Ok, that sort of concludes frequency restoration using spatial domain, or "How to blur image more in order to make it sharper"

There are other frequency restoration techniques like deconvolution, inverse filtering and others but most of them require knowledge of the blur to do restoration (except blind deconvolution which is seriously hard topic). Nice thing with above approach - wavelet restoration is that it is guided - you can use sliders and adjust each frequency band until image looks right - regardless of the MTF shape, we rely on our external knowledge of what proper image should look like to replace missing MTF information.

 

 

[jetstream]

1 hour ago, vlaiv said:

Ok, that sort of concludes frequency restoration using spatial domain, or "How to blur image more in order to make it sharper"

Holy cow!

Thanks Vlaiv- I'm going to read this many times and try to get the concepts.

Maybe I'll just stick to visual lol!

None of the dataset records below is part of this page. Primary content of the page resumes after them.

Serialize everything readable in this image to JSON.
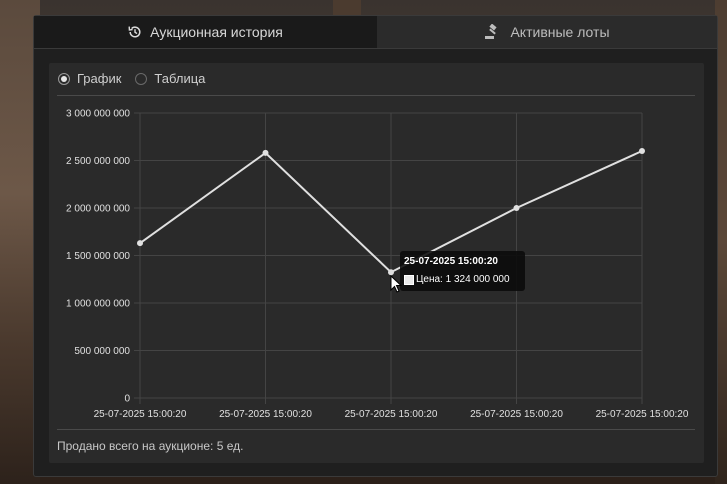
{
  "tabs": [
    {
      "label": "Аукционная история",
      "icon": "history-icon",
      "active": true
    },
    {
      "label": "Активные лоты",
      "icon": "gavel-icon",
      "active": false
    }
  ],
  "view_toggle": {
    "options": [
      {
        "label": "График",
        "selected": true
      },
      {
        "label": "Таблица",
        "selected": false
      }
    ]
  },
  "chart_data": {
    "type": "line",
    "categories": [
      "25-07-2025 15:00:20",
      "25-07-2025 15:00:20",
      "25-07-2025 15:00:20",
      "25-07-2025 15:00:20",
      "25-07-2025 15:00:20"
    ],
    "series": [
      {
        "values": [
          1630000000,
          2580000000,
          1324000000,
          2000000000,
          2600000000
        ]
      }
    ],
    "y_ticks": [
      "0",
      "500 000 000",
      "1 000 000 000",
      "1 500 000 000",
      "2 000 000 000",
      "2 500 000 000",
      "3 000 000 000"
    ],
    "ylim": [
      0,
      3000000000
    ],
    "grid": true,
    "line_color": "#e0e0e0",
    "tooltip": {
      "title": "25-07-2025 15:00:20",
      "row": "Цена: 1 324 000 000",
      "point_index": 2
    }
  },
  "footer": {
    "text": "Продано всего на аукционе: 5 ед."
  }
}
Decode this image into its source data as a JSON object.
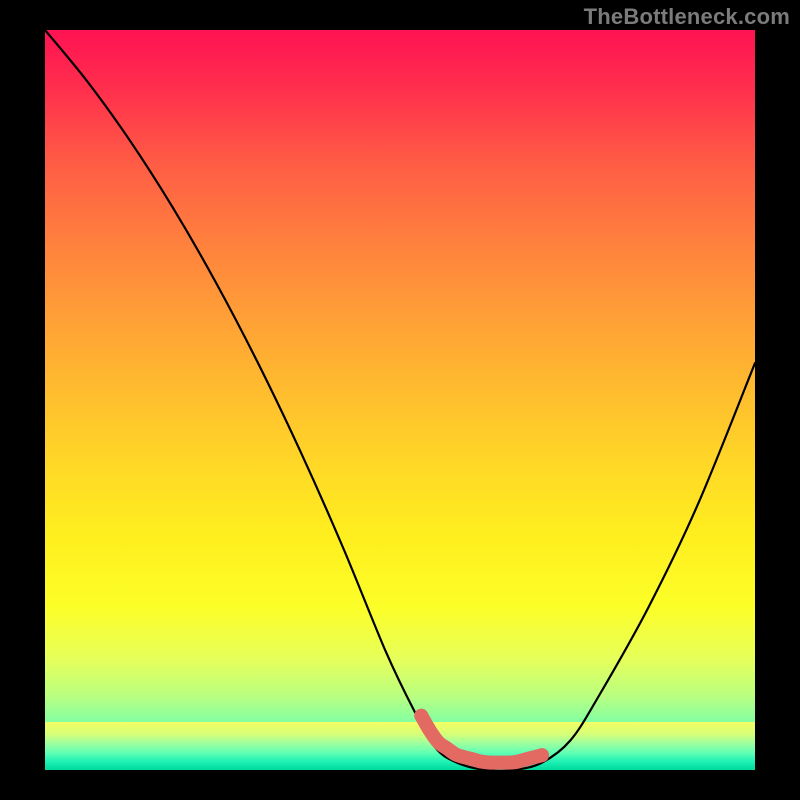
{
  "watermark": "TheBottleneck.com",
  "chart_data": {
    "type": "line",
    "title": "",
    "xlabel": "",
    "ylabel": "",
    "xlim": [
      0,
      100
    ],
    "ylim": [
      0,
      100
    ],
    "grid": false,
    "legend": false,
    "series": [
      {
        "name": "bottleneck-curve",
        "x": [
          0,
          6,
          12,
          18,
          24,
          30,
          36,
          42,
          48,
          52,
          55,
          58,
          62,
          66,
          70,
          74,
          78,
          85,
          92,
          100
        ],
        "values": [
          100,
          93,
          85,
          76,
          66,
          55,
          43,
          30,
          16,
          8,
          3,
          1,
          0,
          0,
          1,
          4,
          10,
          22,
          36,
          55
        ]
      }
    ],
    "highlight": {
      "name": "optimal-zone",
      "x_start": 53,
      "x_end": 70,
      "y": 1.5,
      "color": "#e26a63"
    },
    "background": "rainbow-vertical-gradient"
  }
}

I was going to buy a C8 to try imaging but held off until I actually understand the processing...

[Chris]

6 hours ago, Peter Drew said:

It wasn't my "argument" I've seen this repeated several times "elsewhere". I have a number of SCT's but have not yet been fortunate enough to own or try an Edge version.   😀

They are blooming sharp for an SCT. I hope you get to look through one at some point. Superb with 100 degree EP's  

[Chris]

5 hours ago, johnturley said:

I would have thought that in theory it shouldn't make any difference, but in practice I wondered whether the Edge HD optics tend to be figured to a higher degree of accuracy than the standard SCT optics.

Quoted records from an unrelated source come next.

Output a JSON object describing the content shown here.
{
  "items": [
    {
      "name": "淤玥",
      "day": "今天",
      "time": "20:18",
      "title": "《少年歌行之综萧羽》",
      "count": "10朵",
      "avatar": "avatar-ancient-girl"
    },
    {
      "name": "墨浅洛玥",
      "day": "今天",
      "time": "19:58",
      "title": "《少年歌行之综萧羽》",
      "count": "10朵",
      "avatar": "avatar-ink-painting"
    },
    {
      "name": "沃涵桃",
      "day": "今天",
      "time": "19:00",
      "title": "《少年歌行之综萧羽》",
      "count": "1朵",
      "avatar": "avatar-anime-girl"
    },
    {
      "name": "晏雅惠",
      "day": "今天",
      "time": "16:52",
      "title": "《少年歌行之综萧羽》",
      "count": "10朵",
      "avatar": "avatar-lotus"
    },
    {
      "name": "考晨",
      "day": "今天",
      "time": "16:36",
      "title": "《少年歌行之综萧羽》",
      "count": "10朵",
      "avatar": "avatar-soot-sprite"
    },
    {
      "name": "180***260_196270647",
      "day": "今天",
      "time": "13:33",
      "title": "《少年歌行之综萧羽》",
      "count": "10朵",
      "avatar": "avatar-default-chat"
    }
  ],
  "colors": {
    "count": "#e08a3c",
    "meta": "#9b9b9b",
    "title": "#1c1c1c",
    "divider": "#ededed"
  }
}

When I purchased my CPC 9.25, Rother Valley Optics advised me that if my main interest was in viewing planets visually, then it wasn't worth paying the extra for the Edge HD version.

John

I know what you mean, I agree on the face of it, it shouldn't make any difference on axis. Having owned various non Edge and Edge SCT's I've given this some thought because I can see a difference. 

My thoughts are as follows. SCT's start producing coma very quickly from the very centre of the field of view. The Edge optics are completely flat (Aplanatic, pretty much zero coma). So if you take the term on axis to mean anywhere roughly in the middle, and not the exact central few mil, then I do see how it could be sharper 'on axis'. 

Both the white paper and my observations show the Edge to be the sharper SCT, and I'm wondering if this is because I never or rarely observed or imaged with the standard SCT absolutely dead centre on axis? 

Now I'm not saying RVO's advice is wrong because indeed the C9.25 is seen as the "Jewel in the Crown" of the Standard XLT Celestron SCT's. I believe this is because of it's slightly slower thus better corrected spherical primary mirror. I can see why they would say it wasn't worth paying the large premium for the C9.25 Edge. I don't think the gap between the C8 xlt and the C8 Edge is quite as large so in that case it may be more worth while. 

Edited August 9, 2019 by Lockie

[Chris]

Very indepth post vlaiv, thanks   I can't say I understood it perfectly but I get the point about reclaiming in post processing. I mainly observed with the Edge so for me it's a better choice, especially if you go on to consider non point sources like the Moon. But for the OP I can see that they wouldn't need an Edge SCT, but as many of us agree the aperture is very important. The 100mm frac wouldn't match the 200mm SCT for planetary imaging.